What Makes a Failure a Disaster?
It was December 31, 1999, and a young sysadmin had just bet her boss that their systems wouldn't go down. The stakes were her job. She was driving 4 hours to go to a New Year's Eve party with her friends, and she wasn't worried about Y2K.
Though our sysadmin had her pager, if something went down in her systems she wasn't going to be able to fix them before people noticed. Her boss told her that if anything happened, she didn't need to come back, ever. She left anyway, because she knew everything would be fine. This wasn't an act of faith, it was that she knew nothing would go down, because for the whole of 1999, and even before, the system had been preparing.
Everyone knew Y2K was coming. Our sysadmin had patched all her scripts, and installed all the software updates the vendors had said, and traced back every piece of hardware and firmware to make sure it had been patched and updated.
As we have moved further from the reality of Y2K, we have forgotten. We forget just how many millions of dollars and person-hours went into reducing our risk. Utilities did fail, but that was in July of 1999, because groups were doing planned tests. They even staggered the tests so the whole grid wouldn't go down. The SEC threatened to cut off non-compliant banks if they didn't meet a series of rolling upgrade deadlines. Thousands of programmers were hired to remediate systems that couldn't be automatically upgraded.
Now it's easy to think Y2K was an overblown story. Nothing really terrible happened, so it must not have been that bad. But it was that bad, and we just managed to fix it in time through an effort more intense and widespread than putting humans on the moon. Often we know that things will fail, but what makes a failure a disaster?
In the case of Y2K, all the upgrade focus was about risk reduction. We knew there was something that could cause problems, so we did everything we could to prevent it from happening—from preventing a major disaster from occurring.
While it's impossible to avoid all risk, we recognize that we can at least reduce risks that we're aware of. But what are the essential elements of reducing risk? And how do we know what we need to prevent?
Secure Your Zone
Rather than becoming overwhelmed at the idea of trying to avoid risk, we need to break our world into zones, decide how much risk we can tolerate in each zone, and then secure it as much as possible.

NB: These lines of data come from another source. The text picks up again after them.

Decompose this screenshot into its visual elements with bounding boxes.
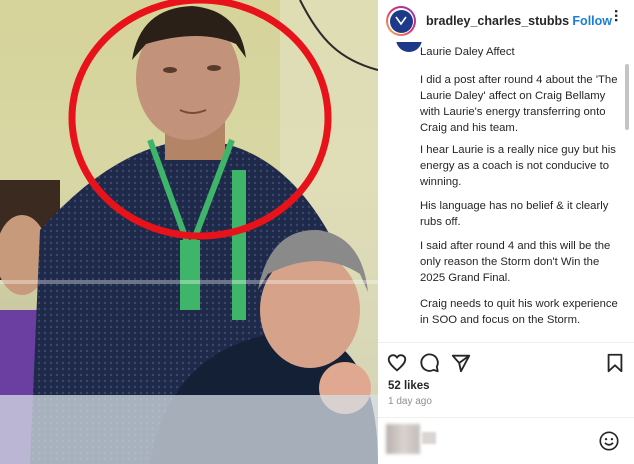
action-bar	[378, 352, 634, 376]
post-header: bradley_charles_stubbs Follow ...	[378, 0, 634, 42]
caption-paragraph: Craig needs to quit his work experience …	[420, 298, 618, 326]
likes-count[interactable]: 52 likes	[388, 380, 430, 392]
bookmark-icon[interactable]	[604, 352, 626, 374]
caption-paragraph: His language has no belief & it clearly …	[420, 200, 609, 228]
divider	[378, 342, 634, 343]
caption-paragraph: I did a post after round 4 about the 'Th…	[420, 74, 618, 134]
follow-button[interactable]: Follow	[572, 14, 612, 28]
smiley-icon[interactable]	[598, 430, 620, 452]
caption-paragraph: I hear Laurie is a really nice guy but h…	[420, 144, 616, 188]
blurred-comment	[422, 432, 436, 444]
username[interactable]: bradley_charles_stubbs	[426, 14, 569, 28]
post-photo[interactable]	[0, 0, 378, 464]
profile-avatar[interactable]	[386, 6, 416, 36]
caption-paragraph: I said after round 4 and this will be th…	[420, 240, 611, 284]
more-options-icon[interactable]: ...	[610, 9, 628, 22]
comment-icon[interactable]	[418, 352, 440, 374]
post-time[interactable]: 1 day ago	[388, 396, 432, 407]
avatar-logo-icon	[389, 9, 413, 33]
blurred-commenter-avatar	[386, 424, 420, 454]
caption-area[interactable]: Laurie Daley Affect I did a post after r…	[378, 42, 628, 342]
caption-paragraph: Laurie Daley Affect	[420, 46, 515, 58]
send-icon[interactable]	[450, 352, 472, 374]
caption-scrollbar[interactable]	[625, 64, 629, 130]
post-sidebar: bradley_charles_stubbs Follow ... Laurie…	[378, 0, 634, 464]
divider	[378, 417, 634, 418]
caption-avatar[interactable]	[396, 42, 422, 52]
photo-scene	[0, 0, 378, 464]
heart-icon[interactable]	[386, 352, 408, 374]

In my job, I work on adding documentation to our APIs. There is a risk I could break someone's integration if I add or delete something in the wrong place. To avoid that, we have a process where someone else reviews my changes before they go live.
Pull requests and reviews are so standard that we don't usually think of them as a risk reduction strategy, but they are. We are adding a little friction to the act of committing code in order to prevent easy mistakes. We also prevent mistakes or malicious activity by limiting who has “commit bits” to critical parts of our code, and by keeping backups of our code so that we can restore a working state quickly.
At LaunchDarkly, we care about reducing risk by making it easy to do the right thing and hard to make unrecoverable errors. Wrapping feature code and product settings in feature flags makes it easy to change the state of your software without adding the confounding effects of a deployment to the process.
Your zone is only as big as the area you have control over. You want to be sure that people who are changing your software are authorized to do so. I can change the APIs and their documentation, but no one has or should give me access to change other parts of our code.
Another way to reduce risk is to address issues before they become problems by evaluating your system and identifying where they might occur. To predict the states something could end up in is formally known as finite state machines (FSMs). An FSM is defined by a list of its states, its initial state, and the conditions for each transition from one state to another. Many process flowcharts are a state machine for systems.
To use a state machine to assess risk, you enumerate all the possible states your system could be in, and what would make that happen. You can then address the transitions that lead to states you don't want.
After code is committed, there are still several ways it could fail. For instance, we try to have more than one way to serve it, so that if there is some kind of infrastructure problem, we have a second server in another location already online. Sometimes, the risk is that the page or product won't work for everyone, so we deploy it to just a small percentage of our users—also known as a canary launch. That means that if there was a risk we didn't foresee, we only have to repair a small part of our user base, not the whole thing.
Being able to test our assumptions on a small scale gives us the confidence that our predicted states are accurate and we can handle them.
Make Low-Stakes Bets
We can't entirely avoid risk and stay safe. One of the ways we can reduce risk is to make small bets—not all-or-nothing—but a little bet that this will go well, or at least generate a minor improvement. Risk is not an all-or-nothing proposition, it's a matter of what we can tolerate, what we can afford to lose. Once we can define that for ourselves, we can be much more adventurous within those limits.